In the 1950s retired lawyer and Republican candidate for governor Elvy Edison Callaway opened his Garden of Eden Park along the highway in the Florida Panhandle town of Bristol. Callaway believed that God had created man in the delta of the Apalachicola river, which split into four rivers, just as the Bible describes four rivers leading out of Eden.
The area was also the habitat of a rare tree known as the “Torreya yew,” (Torreya taxifolia) an unusual evergreen which can grow up to sixty feet tall, and earned the nickname “stinking yew” for the strong smell of its fruit when crushed. Callaway believed the Torreya was the “gopher wood” that the Bible says Noah used to build his Ark.
In his roadside kiosk, he displayed a Torreya log which he said was a remnant of the Ark. Visitors could pay $1.10 for admission into a wild unspoiled land of dramatic cliffs, rivers, and wildlife, and all proceeds from his “non-profit shrine” were to go to a local Florida retirement home.
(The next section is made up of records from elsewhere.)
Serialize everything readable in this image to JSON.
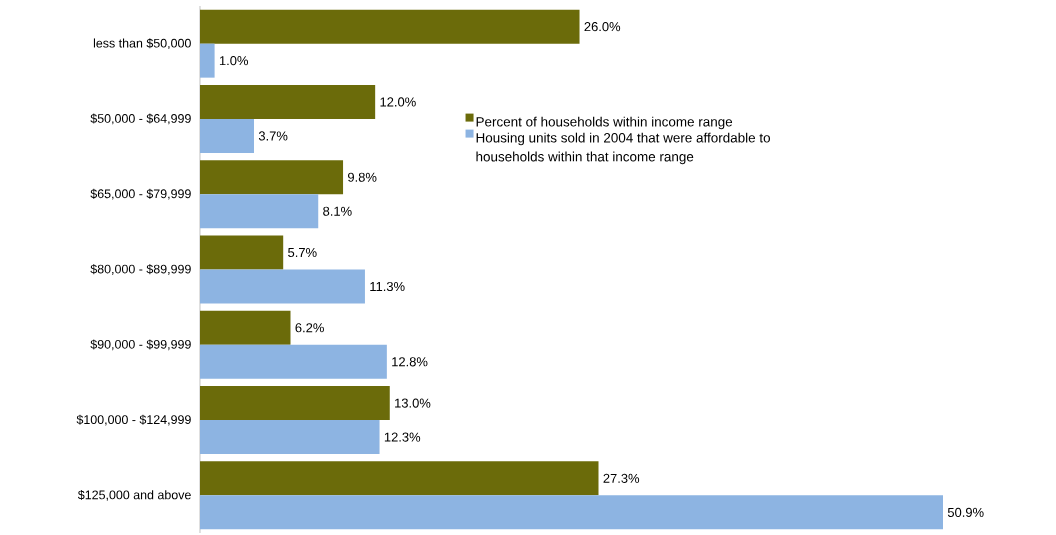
{
  "chart_data": {
    "type": "bar",
    "orientation": "horizontal",
    "categories": [
      "less than $50,000",
      "$50,000 - $64,999",
      "$65,000 - $79,999",
      "$80,000 - $89,999",
      "$90,000 - $99,999",
      "$100,000 - $124,999",
      "$125,000 and above"
    ],
    "series": [
      {
        "name": "Percent of households within income range",
        "color": "#6b6b0a",
        "values": [
          26.0,
          12.0,
          9.8,
          5.7,
          6.2,
          13.0,
          27.3
        ],
        "value_labels": [
          "26.0%",
          "12.0%",
          "9.8%",
          "5.7%",
          "6.2%",
          "13.0%",
          "27.3%"
        ]
      },
      {
        "name": "Housing units sold in 2004 that were affordable to households within that income range",
        "color": "#8db4e2",
        "values": [
          1.0,
          3.7,
          8.1,
          11.3,
          12.8,
          12.3,
          50.9
        ],
        "value_labels": [
          "1.0%",
          "3.7%",
          "8.1%",
          "11.3%",
          "12.8%",
          "12.3%",
          "50.9%"
        ]
      }
    ],
    "legend": "right"
  }
}
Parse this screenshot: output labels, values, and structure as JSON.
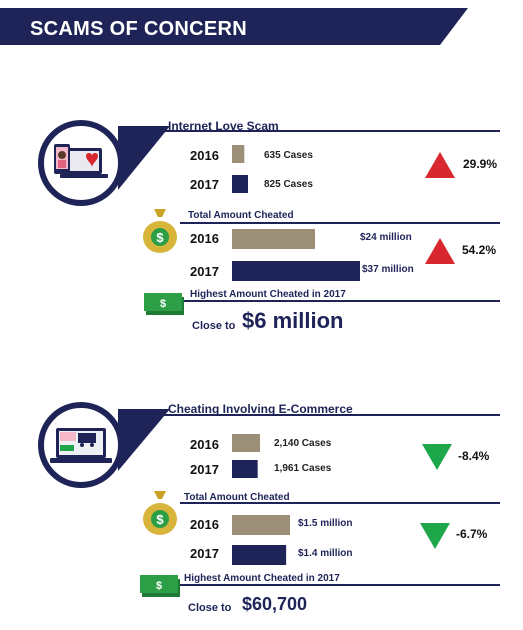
{
  "header": {
    "title": "SCAMS OF CONCERN"
  },
  "colors": {
    "navy": "#1f2458",
    "tan": "#9b8f78",
    "up": "#d7282f",
    "down": "#1da64a",
    "money": "#2c9f46",
    "bag": "#c9a227"
  },
  "icons": {
    "love_scam": "phone-laptop-heart-icon",
    "ecommerce": "laptop-shop-icon",
    "money_bag": "money-bag-icon",
    "cash": "cash-stack-icon"
  },
  "love_scam": {
    "title": "Internet Love Scam",
    "cases": [
      {
        "year": "2016",
        "value": 635,
        "label": "635 Cases"
      },
      {
        "year": "2017",
        "value": 825,
        "label": "825 Cases"
      }
    ],
    "cases_change": "29.9%",
    "cases_trend": "up",
    "amount_title": "Total Amount Cheated",
    "amounts": [
      {
        "year": "2016",
        "value": 24,
        "label": "$24 million"
      },
      {
        "year": "2017",
        "value": 37,
        "label": "$37 million"
      }
    ],
    "amount_change": "54.2%",
    "amount_trend": "up",
    "highest_title": "Highest Amount Cheated in 2017",
    "close_to": "Close to",
    "highest_value": "$6 million"
  },
  "ecommerce": {
    "title": "Cheating Involving E-Commerce",
    "cases": [
      {
        "year": "2016",
        "value": 2140,
        "label": "2,140 Cases"
      },
      {
        "year": "2017",
        "value": 1961,
        "label": "1,961 Cases"
      }
    ],
    "cases_change": "-8.4%",
    "cases_trend": "down",
    "amount_title": "Total Amount Cheated",
    "amounts": [
      {
        "year": "2016",
        "value": 1.5,
        "label": "$1.5 million"
      },
      {
        "year": "2017",
        "value": 1.4,
        "label": "$1.4 million"
      }
    ],
    "amount_change": "-6.7%",
    "amount_trend": "down",
    "highest_title": "Highest Amount Cheated in 2017",
    "close_to": "Close to",
    "highest_value": "$60,700"
  },
  "chart_data": [
    {
      "type": "bar",
      "title": "Internet Love Scam",
      "categories": [
        "2016",
        "2017"
      ],
      "values": [
        635,
        825
      ],
      "data_labels": [
        "635 Cases",
        "825 Cases"
      ],
      "annotation": "29.9%"
    },
    {
      "type": "bar",
      "title": "Total Amount Cheated",
      "categories": [
        "2016",
        "2017"
      ],
      "values": [
        24,
        37
      ],
      "data_labels": [
        "$24 million",
        "$37 million"
      ],
      "annotation": "54.2%"
    },
    {
      "type": "bar",
      "title": "Cheating Involving E-Commerce",
      "categories": [
        "2016",
        "2017"
      ],
      "values": [
        2140,
        1961
      ],
      "data_labels": [
        "2,140 Cases",
        "1,961 Cases"
      ],
      "annotation": "-8.4%"
    },
    {
      "type": "bar",
      "title": "Total Amount Cheated",
      "categories": [
        "2016",
        "2017"
      ],
      "values": [
        1.5,
        1.4
      ],
      "data_labels": [
        "$1.5 million",
        "$1.4 million"
      ],
      "annotation": "-6.7%"
    }
  ]
}
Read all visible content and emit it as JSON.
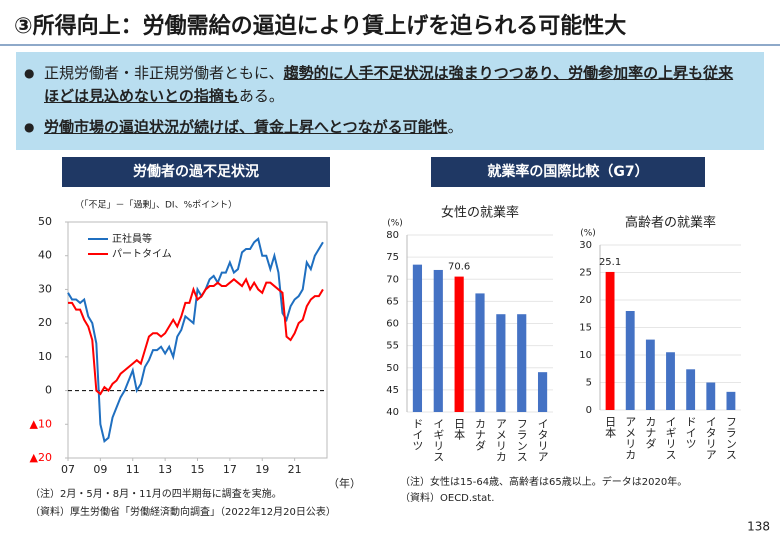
{
  "title": "③所得向上：労働需給の逼迫により賃上げを迫られる可能性大",
  "bullets": [
    [
      {
        "text": "正規労働者・非正規労働者ともに、",
        "em": false
      },
      {
        "text": "趨勢的に人手不足状況は強まりつつあり、労働参加率の上昇も従来ほどは見込めないとの指摘も",
        "em": true
      },
      {
        "text": "ある。",
        "em": false
      }
    ],
    [
      {
        "text": "労働市場の逼迫状況が続けば、賃金上昇へとつながる可能性",
        "em": true
      },
      {
        "text": "。",
        "em": false
      }
    ]
  ],
  "group_title": "就業率の国際比較（G7）",
  "notes_left": [
    "（注）2月・5月・8月・11月の四半期毎に調査を実施。",
    "（資料）厚生労働省「労働経済動向調査」（2022年12月20日公表）"
  ],
  "notes_right": [
    "（注）女性は15-64歳、高齢者は65歳以上。データは2020年。",
    "（資料）OECD.stat."
  ],
  "page_number": "138",
  "chart_data": [
    {
      "type": "line",
      "title": "労働者の過不足状況",
      "note": "（「不足」－「過剰」、DI、%ポイント）",
      "x_label": "（年）",
      "x": [
        7,
        7.25,
        7.5,
        7.75,
        8,
        8.25,
        8.5,
        8.75,
        9,
        9.25,
        9.5,
        9.75,
        10,
        10.25,
        10.5,
        10.75,
        11,
        11.25,
        11.5,
        11.75,
        12,
        12.25,
        12.5,
        12.75,
        13,
        13.25,
        13.5,
        13.75,
        14,
        14.25,
        14.5,
        14.75,
        15,
        15.25,
        15.5,
        15.75,
        16,
        16.25,
        16.5,
        16.75,
        17,
        17.25,
        17.5,
        17.75,
        18,
        18.25,
        18.5,
        18.75,
        19,
        19.25,
        19.5,
        19.75,
        20,
        20.25,
        20.5,
        20.75,
        21,
        21.25,
        21.5,
        21.75,
        22,
        22.25,
        22.5,
        22.75
      ],
      "series": [
        {
          "name": "正社員等",
          "color": "#1f6fc0",
          "values": [
            29,
            27,
            27,
            26,
            27,
            22,
            20,
            14,
            -10,
            -15,
            -14,
            -8,
            -5,
            -2,
            0,
            3,
            6,
            0,
            2,
            7,
            9,
            12,
            12,
            13,
            11,
            13,
            10,
            16,
            18,
            22,
            21,
            20,
            30,
            28,
            30,
            33,
            34,
            32,
            35,
            35,
            38,
            35,
            36,
            41,
            42,
            42,
            44,
            45,
            40,
            40,
            36,
            40,
            35,
            23,
            21,
            25,
            27,
            28,
            30,
            38,
            36,
            40,
            42,
            44
          ]
        },
        {
          "name": "パートタイム",
          "color": "#ff0000",
          "values": [
            26,
            26,
            24,
            24,
            21,
            19,
            15,
            0,
            -1,
            1,
            0,
            2,
            3,
            5,
            6,
            7,
            8,
            9,
            8,
            12,
            16,
            17,
            17,
            16,
            17,
            19,
            21,
            19,
            22,
            26,
            26,
            30,
            27,
            28,
            30,
            31,
            31,
            32,
            31,
            31,
            32,
            33,
            32,
            31,
            33,
            30,
            32,
            30,
            29,
            32,
            32,
            31,
            30,
            29,
            16,
            15,
            17,
            20,
            21,
            25,
            27,
            28,
            28,
            30
          ]
        }
      ],
      "xlim": [
        7,
        23
      ],
      "xticks": [
        {
          "value": 7,
          "label": "07"
        },
        {
          "value": 9,
          "label": "09"
        },
        11,
        13,
        15,
        17,
        19,
        21
      ],
      "ylim": [
        -20,
        50
      ],
      "yticks": [
        50,
        40,
        30,
        20,
        10,
        0,
        {
          "value": -10,
          "label": "▲10"
        },
        {
          "value": -20,
          "label": "▲20"
        }
      ],
      "negative_tick_color": "#ff0000",
      "grid": false,
      "legend": "upper-left"
    },
    {
      "type": "bar",
      "title": "女性の就業率",
      "unit": "(%)",
      "categories": [
        "ドイツ",
        "イギリス",
        "日本",
        "カナダ",
        "アメリカ",
        "フランス",
        "イタリア"
      ],
      "values": [
        73.3,
        72.1,
        70.6,
        66.8,
        62.1,
        62.1,
        49.0
      ],
      "color": "#4472c4",
      "highlight": {
        "index": 2,
        "color": "#ff0000"
      },
      "ylim": [
        40,
        80
      ],
      "yticks": [
        40,
        45,
        50,
        55,
        60,
        65,
        70,
        75,
        80
      ],
      "grid": true
    },
    {
      "type": "bar",
      "title": "高齢者の就業率",
      "unit": "(%)",
      "categories": [
        "日本",
        "アメリカ",
        "カナダ",
        "イギリス",
        "ドイツ",
        "イタリア",
        "フランス"
      ],
      "values": [
        25.1,
        18.0,
        12.8,
        10.5,
        7.4,
        5.0,
        3.3
      ],
      "color": "#4472c4",
      "highlight": {
        "index": 0,
        "color": "#ff0000"
      },
      "ylim": [
        0,
        30
      ],
      "yticks": [
        0,
        5,
        10,
        15,
        20,
        25,
        30
      ],
      "grid": true
    }
  ]
}
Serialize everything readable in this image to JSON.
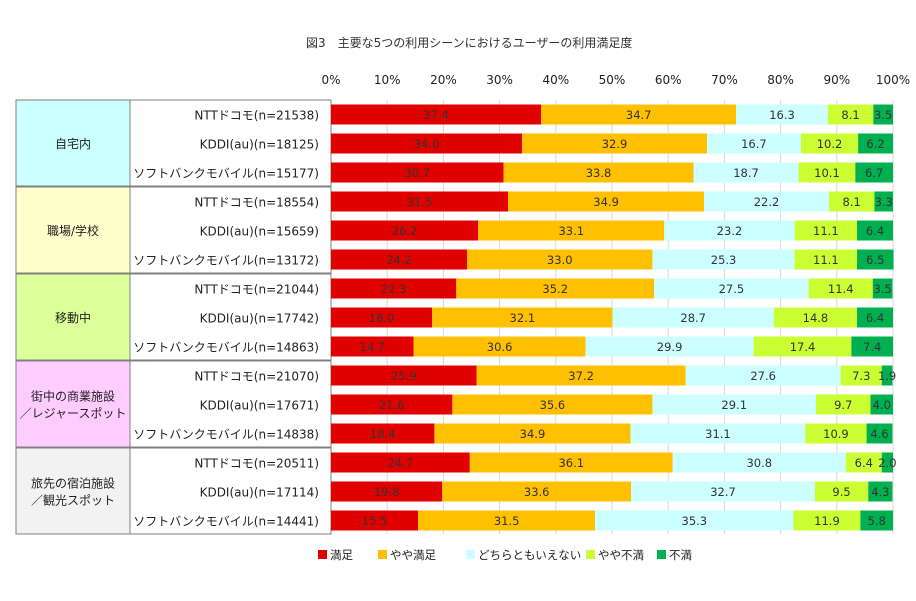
{
  "chart_data": {
    "type": "bar",
    "orientation": "horizontal",
    "stacked": true,
    "percent": true,
    "title": "図3　主要な5つの利用シーンにおけるユーザーの利用満足度",
    "x_ticks": [
      "0%",
      "10%",
      "20%",
      "30%",
      "40%",
      "50%",
      "60%",
      "70%",
      "80%",
      "90%",
      "100%"
    ],
    "xlim": [
      0,
      100
    ],
    "legend_position": "bottom",
    "series": [
      {
        "name": "満足",
        "color": "#e00000"
      },
      {
        "name": "やや満足",
        "color": "#ffc000"
      },
      {
        "name": "どちらともいえない",
        "color": "#ccffff"
      },
      {
        "name": "やや不満",
        "color": "#ccff33"
      },
      {
        "name": "不満",
        "color": "#00b050"
      }
    ],
    "groups": [
      {
        "label": [
          "自宅内"
        ],
        "color": "#ccffff",
        "rows": [
          {
            "label": "NTTドコモ(n=21538)",
            "values": [
              37.4,
              34.7,
              16.3,
              8.1,
              3.5
            ]
          },
          {
            "label": "KDDI(au)(n=18125)",
            "values": [
              34.0,
              32.9,
              16.7,
              10.2,
              6.2
            ]
          },
          {
            "label": "ソフトバンクモバイル(n=15177)",
            "values": [
              30.7,
              33.8,
              18.7,
              10.1,
              6.7
            ]
          }
        ]
      },
      {
        "label": [
          "職場/学校"
        ],
        "color": "#ffffcc",
        "rows": [
          {
            "label": "NTTドコモ(n=18554)",
            "values": [
              31.5,
              34.9,
              22.2,
              8.1,
              3.3
            ]
          },
          {
            "label": "KDDI(au)(n=15659)",
            "values": [
              26.2,
              33.1,
              23.2,
              11.1,
              6.4
            ]
          },
          {
            "label": "ソフトバンクモバイル(n=13172)",
            "values": [
              24.2,
              33.0,
              25.3,
              11.1,
              6.5
            ]
          }
        ]
      },
      {
        "label": [
          "移動中"
        ],
        "color": "#ddff99",
        "rows": [
          {
            "label": "NTTドコモ(n=21044)",
            "values": [
              22.3,
              35.2,
              27.5,
              11.4,
              3.5
            ]
          },
          {
            "label": "KDDI(au)(n=17742)",
            "values": [
              18.0,
              32.1,
              28.7,
              14.8,
              6.4
            ]
          },
          {
            "label": "ソフトバンクモバイル(n=14863)",
            "values": [
              14.7,
              30.6,
              29.9,
              17.4,
              7.4
            ]
          }
        ]
      },
      {
        "label": [
          "街中の商業施設",
          "／レジャースポット"
        ],
        "color": "#ffccff",
        "rows": [
          {
            "label": "NTTドコモ(n=21070)",
            "values": [
              25.9,
              37.2,
              27.6,
              7.3,
              1.9
            ]
          },
          {
            "label": "KDDI(au)(n=17671)",
            "values": [
              21.6,
              35.6,
              29.1,
              9.7,
              4.0
            ]
          },
          {
            "label": "ソフトバンクモバイル(n=14838)",
            "values": [
              18.4,
              34.9,
              31.1,
              10.9,
              4.6
            ]
          }
        ]
      },
      {
        "label": [
          "旅先の宿泊施設",
          "／観光スポット"
        ],
        "color": "#f2f2f2",
        "rows": [
          {
            "label": "NTTドコモ(n=20511)",
            "values": [
              24.7,
              36.1,
              30.8,
              6.4,
              2.0
            ]
          },
          {
            "label": "KDDI(au)(n=17114)",
            "values": [
              19.8,
              33.6,
              32.7,
              9.5,
              4.3
            ]
          },
          {
            "label": "ソフトバンクモバイル(n=14441)",
            "values": [
              15.5,
              31.5,
              35.3,
              11.9,
              5.8
            ]
          }
        ]
      }
    ]
  }
}
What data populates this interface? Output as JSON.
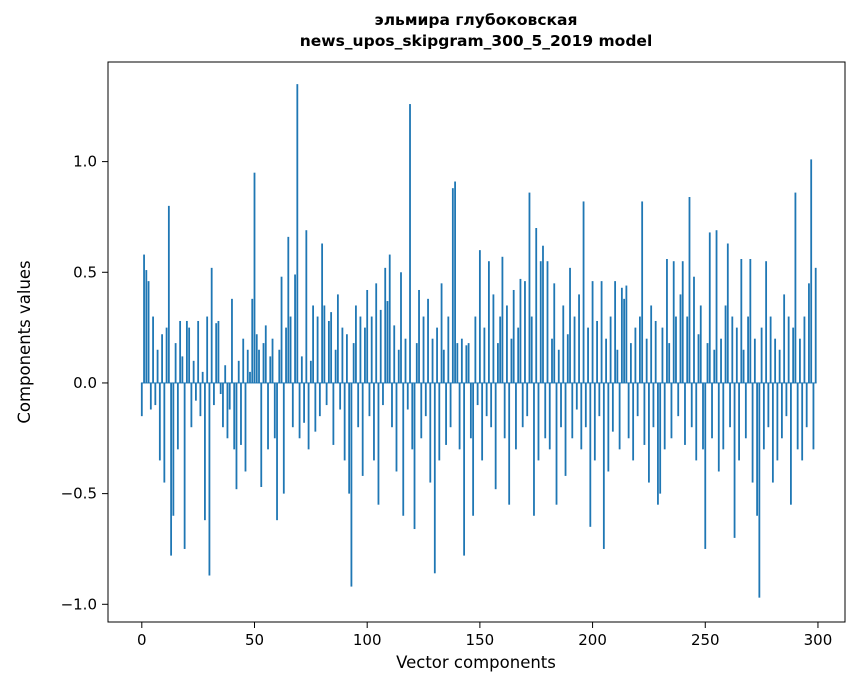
{
  "chart_data": {
    "type": "bar",
    "title_line1": "эльмира глубоковская",
    "title_line2": "news_upos_skipgram_300_5_2019 model",
    "xlabel": "Vector components",
    "ylabel": "Components values",
    "bar_color": "#1f77b4",
    "xlim": [
      -15,
      312
    ],
    "ylim": [
      -1.08,
      1.45
    ],
    "x_ticks": [
      0,
      50,
      100,
      150,
      200,
      250,
      300
    ],
    "x_tick_labels": [
      "0",
      "50",
      "100",
      "150",
      "200",
      "250",
      "300"
    ],
    "y_ticks": [
      -1.0,
      -0.5,
      0.0,
      0.5,
      1.0
    ],
    "y_tick_labels": [
      "−1.0",
      "−0.5",
      "0.0",
      "0.5",
      "1.0"
    ],
    "n_components": 300,
    "values": [
      -0.15,
      0.58,
      0.51,
      0.46,
      -0.12,
      0.3,
      -0.1,
      0.15,
      -0.35,
      0.22,
      -0.45,
      0.25,
      0.8,
      -0.78,
      -0.6,
      0.18,
      -0.3,
      0.28,
      0.12,
      -0.75,
      0.28,
      0.25,
      -0.2,
      0.1,
      -0.08,
      0.28,
      -0.15,
      0.05,
      -0.62,
      0.3,
      -0.87,
      0.52,
      -0.1,
      0.27,
      0.28,
      -0.05,
      -0.2,
      0.08,
      -0.25,
      -0.12,
      0.38,
      -0.3,
      -0.48,
      0.1,
      -0.28,
      0.2,
      -0.4,
      0.15,
      0.05,
      0.38,
      0.95,
      0.22,
      0.15,
      -0.47,
      0.18,
      0.26,
      -0.3,
      0.12,
      0.2,
      -0.25,
      -0.62,
      0.15,
      0.48,
      -0.5,
      0.25,
      0.66,
      0.3,
      -0.2,
      0.49,
      1.35,
      -0.25,
      0.12,
      -0.18,
      0.69,
      -0.3,
      0.1,
      0.35,
      -0.22,
      0.3,
      -0.15,
      0.63,
      0.35,
      -0.1,
      0.28,
      0.32,
      -0.28,
      0.15,
      0.4,
      -0.12,
      0.25,
      -0.35,
      0.22,
      -0.5,
      -0.92,
      0.18,
      0.35,
      -0.2,
      0.3,
      -0.42,
      0.25,
      0.42,
      -0.15,
      0.3,
      -0.35,
      0.45,
      -0.55,
      0.33,
      -0.1,
      0.52,
      0.37,
      0.58,
      -0.2,
      0.26,
      -0.4,
      0.15,
      0.5,
      -0.6,
      0.2,
      -0.12,
      1.26,
      -0.3,
      -0.66,
      0.18,
      0.42,
      -0.25,
      0.3,
      -0.15,
      0.38,
      -0.45,
      0.2,
      -0.86,
      0.25,
      -0.35,
      0.45,
      0.15,
      -0.28,
      0.3,
      -0.2,
      0.88,
      0.91,
      0.18,
      -0.3,
      0.2,
      -0.78,
      0.17,
      0.18,
      -0.25,
      -0.6,
      0.3,
      -0.1,
      0.6,
      -0.35,
      0.25,
      -0.15,
      0.55,
      -0.2,
      0.4,
      -0.48,
      0.18,
      0.3,
      0.57,
      -0.25,
      0.35,
      -0.55,
      0.2,
      0.42,
      -0.3,
      0.25,
      0.47,
      -0.2,
      0.46,
      -0.15,
      0.86,
      0.3,
      -0.6,
      0.7,
      -0.35,
      0.55,
      0.62,
      -0.25,
      0.55,
      -0.3,
      0.2,
      0.45,
      -0.55,
      0.15,
      -0.2,
      0.35,
      -0.42,
      0.22,
      0.52,
      -0.25,
      0.3,
      -0.12,
      0.4,
      -0.3,
      0.82,
      -0.2,
      0.25,
      -0.65,
      0.46,
      -0.35,
      0.28,
      -0.15,
      0.46,
      -0.75,
      0.2,
      -0.4,
      0.3,
      -0.22,
      0.46,
      0.15,
      -0.3,
      0.43,
      0.38,
      0.44,
      -0.25,
      0.18,
      -0.35,
      0.25,
      -0.15,
      0.3,
      0.82,
      -0.28,
      0.2,
      -0.45,
      0.35,
      -0.2,
      0.28,
      -0.55,
      -0.5,
      0.25,
      -0.3,
      0.56,
      0.18,
      -0.25,
      0.55,
      0.3,
      -0.15,
      0.4,
      0.55,
      -0.28,
      0.3,
      0.84,
      -0.2,
      0.48,
      -0.35,
      0.22,
      0.35,
      -0.3,
      -0.75,
      0.18,
      0.68,
      -0.25,
      0.15,
      0.69,
      -0.4,
      0.2,
      -0.3,
      0.35,
      0.63,
      -0.2,
      0.3,
      -0.7,
      0.25,
      -0.35,
      0.56,
      0.15,
      -0.25,
      0.3,
      0.56,
      -0.45,
      0.2,
      -0.6,
      -0.97,
      0.25,
      -0.3,
      0.55,
      -0.2,
      0.3,
      -0.45,
      0.2,
      -0.35,
      0.15,
      -0.25,
      0.4,
      -0.15,
      0.3,
      -0.55,
      0.25,
      0.86,
      -0.3,
      0.2,
      -0.35,
      0.3,
      -0.2,
      0.45,
      1.01,
      -0.3,
      0.52
    ]
  }
}
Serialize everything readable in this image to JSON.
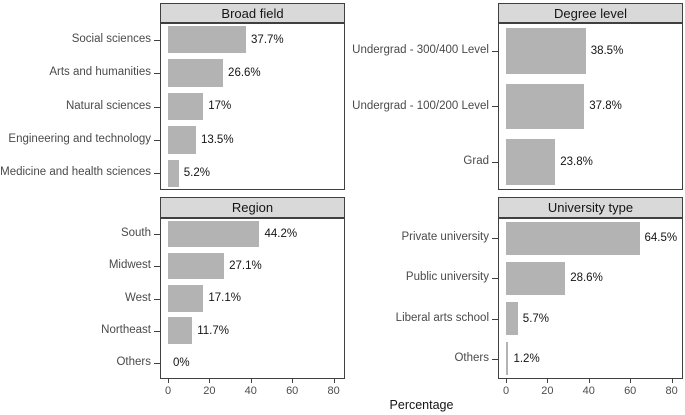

When Barry Goldwater lost his campaign bid, Callaway offered him a retirement home in Eden.
Having left his hardline Alabama church as a youth and become an advocate for social and economic progress in the American south, Callaway eschewed the usual Biblical literalism for his own idiosyncratic ideas. His Eden was a contrarian, libertarian vision of perfect freedom, in which “Mother Eve” made the brave choice to eat the fruit so that humanity too could progress out of the garden; the trade of immortality for knowledge was a good one, in his estimation.
Indeed, he peppered his 1971 book “In the Beginning” with references from geologists, numerologists, preachers, and other experts in various fields. Today Callaway’s kiosk is long gone, but you can still hike the “Garden of Eden Trail” in the nearby Apalachicola Bluffs and Ravines Preserve, run by the Nature Conservancy.